Thursday, March 6, 2008

chicken soup!

Wednesday, February 27, 2008


removal of snow, rheims, 1917
many more charming wwi colour photos 
to look at here (via camilla engman)
we could use a couple of these guys on the 
ground. still very sloshy outside. happily,
i'm off to london, where the magnolias are in bloom.

Monday, February 25, 2008

for the love of poppy

i love poppies. they are my favorite flowers and my favorite seeds to eat. i like the look and the idea of, if you will, of poppy seed hamantaschen (cookies) better than i like the taste. and the same goes for beet ravioli-with-poppy seeds dishes you spot every once in a while on the mens of northern italian restaurants like al di la. the thing is that i'm not much one for beets. red cabbage on the other hand, well, that's tasty stuff. tonight i was sort of craving red meat - but alas did not have any on hand. so instead i hacked up a little head of red cabbage.
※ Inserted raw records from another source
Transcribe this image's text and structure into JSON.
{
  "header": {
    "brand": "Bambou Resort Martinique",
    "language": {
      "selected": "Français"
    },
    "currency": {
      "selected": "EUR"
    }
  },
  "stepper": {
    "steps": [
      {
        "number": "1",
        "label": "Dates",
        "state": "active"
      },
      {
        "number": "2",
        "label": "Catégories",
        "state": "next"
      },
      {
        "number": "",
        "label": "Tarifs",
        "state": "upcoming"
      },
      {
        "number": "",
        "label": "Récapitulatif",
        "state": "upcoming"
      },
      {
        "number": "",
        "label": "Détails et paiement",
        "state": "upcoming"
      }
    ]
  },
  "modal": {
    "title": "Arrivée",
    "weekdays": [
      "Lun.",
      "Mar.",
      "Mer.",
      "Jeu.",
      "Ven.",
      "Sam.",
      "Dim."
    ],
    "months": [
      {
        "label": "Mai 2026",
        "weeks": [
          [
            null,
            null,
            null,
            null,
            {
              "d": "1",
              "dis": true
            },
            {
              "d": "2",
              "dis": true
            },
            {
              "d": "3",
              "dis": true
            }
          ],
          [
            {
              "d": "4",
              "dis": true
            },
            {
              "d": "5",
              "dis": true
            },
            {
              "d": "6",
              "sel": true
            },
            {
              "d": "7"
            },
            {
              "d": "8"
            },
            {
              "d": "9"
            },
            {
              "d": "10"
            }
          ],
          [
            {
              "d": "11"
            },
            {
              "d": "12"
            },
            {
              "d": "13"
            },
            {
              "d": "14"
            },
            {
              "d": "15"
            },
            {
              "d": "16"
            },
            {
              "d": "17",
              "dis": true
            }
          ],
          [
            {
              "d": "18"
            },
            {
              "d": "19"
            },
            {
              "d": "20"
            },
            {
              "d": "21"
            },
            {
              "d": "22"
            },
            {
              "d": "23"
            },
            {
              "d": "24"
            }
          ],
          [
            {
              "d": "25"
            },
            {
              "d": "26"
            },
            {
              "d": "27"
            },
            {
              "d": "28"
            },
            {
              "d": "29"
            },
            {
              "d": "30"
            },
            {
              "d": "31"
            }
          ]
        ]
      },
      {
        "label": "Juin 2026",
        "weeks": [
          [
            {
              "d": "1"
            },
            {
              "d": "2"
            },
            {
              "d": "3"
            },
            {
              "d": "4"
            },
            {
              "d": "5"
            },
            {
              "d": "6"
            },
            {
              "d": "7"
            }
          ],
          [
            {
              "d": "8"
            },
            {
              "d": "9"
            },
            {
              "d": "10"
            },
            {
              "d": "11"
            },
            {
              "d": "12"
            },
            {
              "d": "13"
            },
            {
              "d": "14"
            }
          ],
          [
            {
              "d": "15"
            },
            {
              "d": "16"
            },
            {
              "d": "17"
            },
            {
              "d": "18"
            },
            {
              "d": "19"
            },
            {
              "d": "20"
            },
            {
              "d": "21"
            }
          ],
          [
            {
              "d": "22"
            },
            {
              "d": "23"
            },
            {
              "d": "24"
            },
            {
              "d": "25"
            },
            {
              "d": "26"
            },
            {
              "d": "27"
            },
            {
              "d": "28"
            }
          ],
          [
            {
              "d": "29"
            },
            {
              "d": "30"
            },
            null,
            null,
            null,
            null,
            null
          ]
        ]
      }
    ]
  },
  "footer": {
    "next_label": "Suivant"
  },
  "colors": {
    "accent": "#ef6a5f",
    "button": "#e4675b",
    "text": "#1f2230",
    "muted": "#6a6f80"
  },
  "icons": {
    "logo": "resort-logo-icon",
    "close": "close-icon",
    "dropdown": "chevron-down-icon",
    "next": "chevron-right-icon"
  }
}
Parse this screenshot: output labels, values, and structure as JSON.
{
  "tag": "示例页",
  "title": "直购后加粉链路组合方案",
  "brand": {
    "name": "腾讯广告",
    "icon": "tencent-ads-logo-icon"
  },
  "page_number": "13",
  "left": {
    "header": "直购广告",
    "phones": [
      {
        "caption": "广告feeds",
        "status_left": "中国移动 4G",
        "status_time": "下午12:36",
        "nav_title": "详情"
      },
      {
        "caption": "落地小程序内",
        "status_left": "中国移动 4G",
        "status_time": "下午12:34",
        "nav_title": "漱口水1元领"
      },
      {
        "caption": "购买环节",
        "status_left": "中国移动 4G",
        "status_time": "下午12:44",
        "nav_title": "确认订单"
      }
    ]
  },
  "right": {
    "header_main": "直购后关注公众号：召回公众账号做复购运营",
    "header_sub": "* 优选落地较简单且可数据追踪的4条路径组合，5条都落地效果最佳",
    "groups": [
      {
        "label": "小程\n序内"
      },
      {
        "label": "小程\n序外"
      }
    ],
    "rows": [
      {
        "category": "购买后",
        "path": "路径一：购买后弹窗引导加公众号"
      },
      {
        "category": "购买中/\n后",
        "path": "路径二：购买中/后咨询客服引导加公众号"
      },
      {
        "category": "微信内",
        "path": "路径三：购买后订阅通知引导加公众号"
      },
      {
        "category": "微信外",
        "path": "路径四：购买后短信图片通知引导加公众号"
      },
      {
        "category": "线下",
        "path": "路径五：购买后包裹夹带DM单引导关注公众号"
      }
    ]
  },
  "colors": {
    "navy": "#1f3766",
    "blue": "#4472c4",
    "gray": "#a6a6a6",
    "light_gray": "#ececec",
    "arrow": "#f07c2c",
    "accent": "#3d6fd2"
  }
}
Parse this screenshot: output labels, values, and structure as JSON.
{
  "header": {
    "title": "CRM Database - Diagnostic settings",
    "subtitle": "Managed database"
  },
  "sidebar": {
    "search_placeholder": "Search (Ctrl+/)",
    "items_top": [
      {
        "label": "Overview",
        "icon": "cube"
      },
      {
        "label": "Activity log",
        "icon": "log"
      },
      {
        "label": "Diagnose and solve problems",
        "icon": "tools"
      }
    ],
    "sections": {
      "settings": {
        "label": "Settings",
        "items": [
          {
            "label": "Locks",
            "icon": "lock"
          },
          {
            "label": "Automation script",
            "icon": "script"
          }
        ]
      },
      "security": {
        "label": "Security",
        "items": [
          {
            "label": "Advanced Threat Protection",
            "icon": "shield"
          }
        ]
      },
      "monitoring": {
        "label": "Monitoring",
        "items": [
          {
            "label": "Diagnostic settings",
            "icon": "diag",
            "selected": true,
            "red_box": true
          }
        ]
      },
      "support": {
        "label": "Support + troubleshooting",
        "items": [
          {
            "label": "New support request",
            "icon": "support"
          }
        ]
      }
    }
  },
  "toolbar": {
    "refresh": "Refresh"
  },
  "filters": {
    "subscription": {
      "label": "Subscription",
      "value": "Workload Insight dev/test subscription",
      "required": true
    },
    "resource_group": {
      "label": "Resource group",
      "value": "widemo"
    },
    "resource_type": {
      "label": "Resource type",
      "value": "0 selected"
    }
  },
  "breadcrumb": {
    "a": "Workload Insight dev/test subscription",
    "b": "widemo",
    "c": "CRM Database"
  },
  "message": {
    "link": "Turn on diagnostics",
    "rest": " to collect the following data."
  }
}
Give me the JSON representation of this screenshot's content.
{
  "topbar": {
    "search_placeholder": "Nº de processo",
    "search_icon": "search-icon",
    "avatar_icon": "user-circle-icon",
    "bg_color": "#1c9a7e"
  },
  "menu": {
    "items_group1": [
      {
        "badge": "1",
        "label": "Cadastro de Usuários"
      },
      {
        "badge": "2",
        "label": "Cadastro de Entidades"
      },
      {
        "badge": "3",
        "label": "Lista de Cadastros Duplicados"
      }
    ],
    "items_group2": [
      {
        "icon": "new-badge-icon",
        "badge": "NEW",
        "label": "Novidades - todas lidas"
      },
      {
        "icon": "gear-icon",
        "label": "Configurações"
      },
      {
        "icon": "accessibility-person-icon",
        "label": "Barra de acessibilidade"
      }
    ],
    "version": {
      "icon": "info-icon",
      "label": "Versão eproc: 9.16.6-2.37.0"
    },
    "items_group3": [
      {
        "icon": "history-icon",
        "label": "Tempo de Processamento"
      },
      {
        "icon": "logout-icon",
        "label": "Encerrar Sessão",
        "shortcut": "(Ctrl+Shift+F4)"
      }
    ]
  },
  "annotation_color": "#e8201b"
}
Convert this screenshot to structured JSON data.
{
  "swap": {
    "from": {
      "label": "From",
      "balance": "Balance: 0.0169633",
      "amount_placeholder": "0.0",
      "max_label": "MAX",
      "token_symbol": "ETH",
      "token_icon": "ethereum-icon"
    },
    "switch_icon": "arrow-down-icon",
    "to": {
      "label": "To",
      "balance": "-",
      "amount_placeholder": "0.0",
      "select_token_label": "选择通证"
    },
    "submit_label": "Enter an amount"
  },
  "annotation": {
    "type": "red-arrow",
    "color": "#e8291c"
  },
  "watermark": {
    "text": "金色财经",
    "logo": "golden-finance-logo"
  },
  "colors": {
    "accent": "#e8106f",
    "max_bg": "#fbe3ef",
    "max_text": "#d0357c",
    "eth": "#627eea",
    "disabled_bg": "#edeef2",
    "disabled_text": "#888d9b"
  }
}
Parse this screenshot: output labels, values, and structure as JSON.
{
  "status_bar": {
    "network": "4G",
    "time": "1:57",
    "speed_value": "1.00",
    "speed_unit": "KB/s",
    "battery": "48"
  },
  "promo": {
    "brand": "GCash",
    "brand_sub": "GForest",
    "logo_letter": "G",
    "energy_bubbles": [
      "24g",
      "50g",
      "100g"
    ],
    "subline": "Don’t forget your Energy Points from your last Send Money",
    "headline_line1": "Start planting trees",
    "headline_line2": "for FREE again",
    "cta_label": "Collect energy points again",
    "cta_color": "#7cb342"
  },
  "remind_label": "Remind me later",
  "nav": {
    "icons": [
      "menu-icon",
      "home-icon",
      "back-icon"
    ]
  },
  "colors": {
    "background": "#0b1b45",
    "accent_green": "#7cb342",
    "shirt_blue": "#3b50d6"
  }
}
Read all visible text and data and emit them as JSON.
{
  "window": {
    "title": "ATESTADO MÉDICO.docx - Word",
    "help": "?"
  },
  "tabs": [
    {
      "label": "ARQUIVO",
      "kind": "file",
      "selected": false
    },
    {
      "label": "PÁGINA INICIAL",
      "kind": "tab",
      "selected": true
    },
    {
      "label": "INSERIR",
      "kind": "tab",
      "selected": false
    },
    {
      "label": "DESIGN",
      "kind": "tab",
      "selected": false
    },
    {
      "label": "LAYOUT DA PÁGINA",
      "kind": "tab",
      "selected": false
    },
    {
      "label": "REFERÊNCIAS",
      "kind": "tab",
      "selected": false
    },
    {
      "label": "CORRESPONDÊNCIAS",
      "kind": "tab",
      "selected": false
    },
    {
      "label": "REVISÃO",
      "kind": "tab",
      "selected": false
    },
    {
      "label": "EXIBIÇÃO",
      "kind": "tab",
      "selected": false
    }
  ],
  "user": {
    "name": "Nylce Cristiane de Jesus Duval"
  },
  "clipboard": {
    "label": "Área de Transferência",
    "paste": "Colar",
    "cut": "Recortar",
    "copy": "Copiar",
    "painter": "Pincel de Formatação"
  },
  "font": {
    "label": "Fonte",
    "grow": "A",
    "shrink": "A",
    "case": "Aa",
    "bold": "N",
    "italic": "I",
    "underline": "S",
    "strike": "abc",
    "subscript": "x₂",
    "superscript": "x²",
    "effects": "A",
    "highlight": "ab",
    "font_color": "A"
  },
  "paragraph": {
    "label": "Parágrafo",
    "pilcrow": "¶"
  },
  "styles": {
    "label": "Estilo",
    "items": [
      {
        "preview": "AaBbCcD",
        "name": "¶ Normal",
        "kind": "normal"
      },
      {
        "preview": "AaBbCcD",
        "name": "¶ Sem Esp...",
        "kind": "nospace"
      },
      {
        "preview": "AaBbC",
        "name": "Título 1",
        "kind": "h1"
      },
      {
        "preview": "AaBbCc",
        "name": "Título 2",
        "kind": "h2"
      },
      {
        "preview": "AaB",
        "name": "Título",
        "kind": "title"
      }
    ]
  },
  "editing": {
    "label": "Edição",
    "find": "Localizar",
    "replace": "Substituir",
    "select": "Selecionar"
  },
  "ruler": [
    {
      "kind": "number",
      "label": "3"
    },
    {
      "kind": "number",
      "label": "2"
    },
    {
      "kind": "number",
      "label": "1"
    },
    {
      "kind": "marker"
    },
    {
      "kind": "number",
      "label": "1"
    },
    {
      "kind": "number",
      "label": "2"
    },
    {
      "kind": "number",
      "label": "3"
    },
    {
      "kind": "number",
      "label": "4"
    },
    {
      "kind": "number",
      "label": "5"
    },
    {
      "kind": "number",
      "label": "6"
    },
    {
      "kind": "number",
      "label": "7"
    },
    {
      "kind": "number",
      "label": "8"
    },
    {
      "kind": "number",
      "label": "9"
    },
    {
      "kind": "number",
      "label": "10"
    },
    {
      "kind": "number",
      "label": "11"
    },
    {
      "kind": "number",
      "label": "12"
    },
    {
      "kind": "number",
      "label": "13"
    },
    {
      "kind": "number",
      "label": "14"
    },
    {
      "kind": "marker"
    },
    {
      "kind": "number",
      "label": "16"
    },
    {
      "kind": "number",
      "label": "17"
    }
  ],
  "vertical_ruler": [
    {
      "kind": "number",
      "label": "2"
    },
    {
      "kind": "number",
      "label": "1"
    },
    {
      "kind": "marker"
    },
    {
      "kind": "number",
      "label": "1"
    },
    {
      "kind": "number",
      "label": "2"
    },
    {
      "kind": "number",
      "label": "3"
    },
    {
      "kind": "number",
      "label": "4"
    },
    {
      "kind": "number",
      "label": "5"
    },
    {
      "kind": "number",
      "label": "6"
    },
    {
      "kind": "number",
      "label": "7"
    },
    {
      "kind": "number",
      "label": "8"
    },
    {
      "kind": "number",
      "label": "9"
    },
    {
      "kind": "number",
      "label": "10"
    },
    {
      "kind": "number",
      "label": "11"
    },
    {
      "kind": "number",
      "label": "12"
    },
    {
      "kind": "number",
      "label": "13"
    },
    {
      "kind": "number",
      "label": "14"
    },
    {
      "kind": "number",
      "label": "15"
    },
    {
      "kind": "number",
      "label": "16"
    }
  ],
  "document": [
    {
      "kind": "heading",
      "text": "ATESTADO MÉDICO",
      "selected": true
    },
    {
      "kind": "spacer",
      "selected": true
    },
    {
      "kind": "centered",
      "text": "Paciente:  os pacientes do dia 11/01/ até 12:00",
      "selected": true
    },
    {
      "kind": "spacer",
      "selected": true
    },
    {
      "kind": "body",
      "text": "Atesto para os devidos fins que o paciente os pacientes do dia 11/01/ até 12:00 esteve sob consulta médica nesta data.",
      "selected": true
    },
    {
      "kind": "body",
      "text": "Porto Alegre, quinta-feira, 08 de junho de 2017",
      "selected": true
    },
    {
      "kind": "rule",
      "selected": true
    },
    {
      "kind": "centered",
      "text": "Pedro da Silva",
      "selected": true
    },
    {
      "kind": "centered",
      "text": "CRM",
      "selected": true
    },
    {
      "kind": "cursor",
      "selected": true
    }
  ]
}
pappardelle with red cabbage and poppy

ingredients:
1 small cabbage head, tough core and outer leaves discarded, cut up into fine shards
bit of butter
teaspoon creme fraiche
200 grams egg pappardelle
cup of chicken stock
couple sprigs fresh thyme
1 small yellow onion
1 clove of garlic

1. chop up onion and garlic finely and sweat in some butter. add the thyme sprigs.
2. add the cabbage and stir around. add the chicken stock and simmer with the lid on for ten minutes or so.
3. in the meantime, bring salted water to a boil.
4. add the pappardelle and cook for 3-4 minutes if dried or 2 minutes if fresh. drain.
5. add the drained pasta to the cabbage. swish together with spoonful of creme fraiche. serve sprinkled liberally with poppy seeds, and perhaps some parmesan cheese.
serves 2.

i'm sure that if i were properly italian the ratio of pasta to cabbage would err much more toward pasta but cabbage is really quite good and this way you don't need a veg on the side or anything. it's monday evening, after all.